We have to learn to walk again, to teach our children the right things from young, we have to put aside sensitivity and learn to extend our hands again to our neighbor and everyone. We have to accept that 1 person who is wrong does not reflect the opinion and feelings of all.
We have to root out extremism and God Willing the sultan in his wisdom and prudence will come down hard on those who blatantly disregard his kind reminder for national harmony and the importance of instilling in them respect towards other religions and races because Malaysia is a multicultural and multi-religious country.
By interjecting just once against any wrongdoers, he will set the wheels in motion for others to toe the line and not to damage the fabric of unity as many feel they are ‘untouchable’ now and can do or say anything they want. They are dangerous to our national unity.
Anything or anybody which is detrimental to this objective must be nipped in the bud and when you really walk the talk, people will respect not the race but the person.
Racism is something you learn and not something you are born with. Let’s stop believing that our differences make us superior or inferior to one another.
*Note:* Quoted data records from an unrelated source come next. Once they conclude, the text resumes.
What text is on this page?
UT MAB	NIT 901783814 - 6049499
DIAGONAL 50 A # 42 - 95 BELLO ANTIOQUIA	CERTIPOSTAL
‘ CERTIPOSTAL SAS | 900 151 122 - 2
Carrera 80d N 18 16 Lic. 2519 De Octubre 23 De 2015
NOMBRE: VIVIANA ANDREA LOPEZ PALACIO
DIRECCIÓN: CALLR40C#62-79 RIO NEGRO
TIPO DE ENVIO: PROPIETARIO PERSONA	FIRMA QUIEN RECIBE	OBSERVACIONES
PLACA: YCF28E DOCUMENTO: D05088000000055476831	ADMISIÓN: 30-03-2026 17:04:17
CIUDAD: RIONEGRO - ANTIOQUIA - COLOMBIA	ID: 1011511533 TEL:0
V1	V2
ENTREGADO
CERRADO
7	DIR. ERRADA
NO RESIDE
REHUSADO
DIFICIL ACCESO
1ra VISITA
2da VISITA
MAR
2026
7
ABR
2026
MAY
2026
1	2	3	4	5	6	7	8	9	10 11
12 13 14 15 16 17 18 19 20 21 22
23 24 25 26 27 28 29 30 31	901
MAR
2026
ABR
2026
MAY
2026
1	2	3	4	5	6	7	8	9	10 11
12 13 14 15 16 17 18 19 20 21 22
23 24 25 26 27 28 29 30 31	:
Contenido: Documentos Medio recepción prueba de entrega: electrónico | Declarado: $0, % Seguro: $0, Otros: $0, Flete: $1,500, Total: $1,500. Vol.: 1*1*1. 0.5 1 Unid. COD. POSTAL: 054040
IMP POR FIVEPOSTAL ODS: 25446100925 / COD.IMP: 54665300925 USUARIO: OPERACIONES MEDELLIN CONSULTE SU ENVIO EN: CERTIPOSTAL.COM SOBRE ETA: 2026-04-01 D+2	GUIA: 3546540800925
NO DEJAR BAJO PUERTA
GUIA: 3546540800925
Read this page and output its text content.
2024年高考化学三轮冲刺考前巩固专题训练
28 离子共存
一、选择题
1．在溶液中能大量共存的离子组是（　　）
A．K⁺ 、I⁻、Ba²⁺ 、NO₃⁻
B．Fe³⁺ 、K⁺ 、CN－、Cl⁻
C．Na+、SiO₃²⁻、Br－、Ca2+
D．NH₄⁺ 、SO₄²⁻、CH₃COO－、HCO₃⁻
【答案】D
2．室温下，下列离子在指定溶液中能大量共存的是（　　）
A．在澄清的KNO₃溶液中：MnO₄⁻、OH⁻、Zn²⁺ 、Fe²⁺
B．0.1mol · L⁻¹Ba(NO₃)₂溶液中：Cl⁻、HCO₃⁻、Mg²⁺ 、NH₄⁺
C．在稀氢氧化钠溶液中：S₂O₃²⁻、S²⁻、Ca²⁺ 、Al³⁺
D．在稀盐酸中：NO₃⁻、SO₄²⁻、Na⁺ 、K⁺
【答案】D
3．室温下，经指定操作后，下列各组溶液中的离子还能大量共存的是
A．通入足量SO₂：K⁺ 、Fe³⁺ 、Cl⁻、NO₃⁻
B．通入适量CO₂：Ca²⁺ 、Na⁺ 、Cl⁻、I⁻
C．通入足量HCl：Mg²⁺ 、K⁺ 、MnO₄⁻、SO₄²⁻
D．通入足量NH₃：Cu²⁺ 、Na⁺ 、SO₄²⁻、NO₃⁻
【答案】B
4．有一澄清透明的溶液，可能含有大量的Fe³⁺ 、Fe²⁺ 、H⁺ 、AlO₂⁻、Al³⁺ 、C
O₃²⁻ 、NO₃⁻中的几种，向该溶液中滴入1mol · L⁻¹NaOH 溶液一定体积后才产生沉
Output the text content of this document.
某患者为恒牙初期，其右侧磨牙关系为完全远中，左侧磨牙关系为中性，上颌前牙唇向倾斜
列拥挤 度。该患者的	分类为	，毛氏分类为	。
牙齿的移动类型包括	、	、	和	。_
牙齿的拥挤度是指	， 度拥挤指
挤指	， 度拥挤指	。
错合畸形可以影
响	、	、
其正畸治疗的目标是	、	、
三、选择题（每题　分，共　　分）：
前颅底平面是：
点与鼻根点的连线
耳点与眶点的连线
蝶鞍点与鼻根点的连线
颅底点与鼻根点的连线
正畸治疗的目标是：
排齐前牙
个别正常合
To quote a saying, “We were all humans until race disconnected us, religion separated us, politics divided us, and wealth classified us.”
I reminisce on the good old days and the fun I had with all my friends of different races, religions and colors, I pray for a better united Malaysia and that it does not forget or change our Federal Constitution of 1957 and that we learn to accept ourselves as Malaysians other than a particular race or colour.
(From the guy who got roasted in the oven when he was a baby.)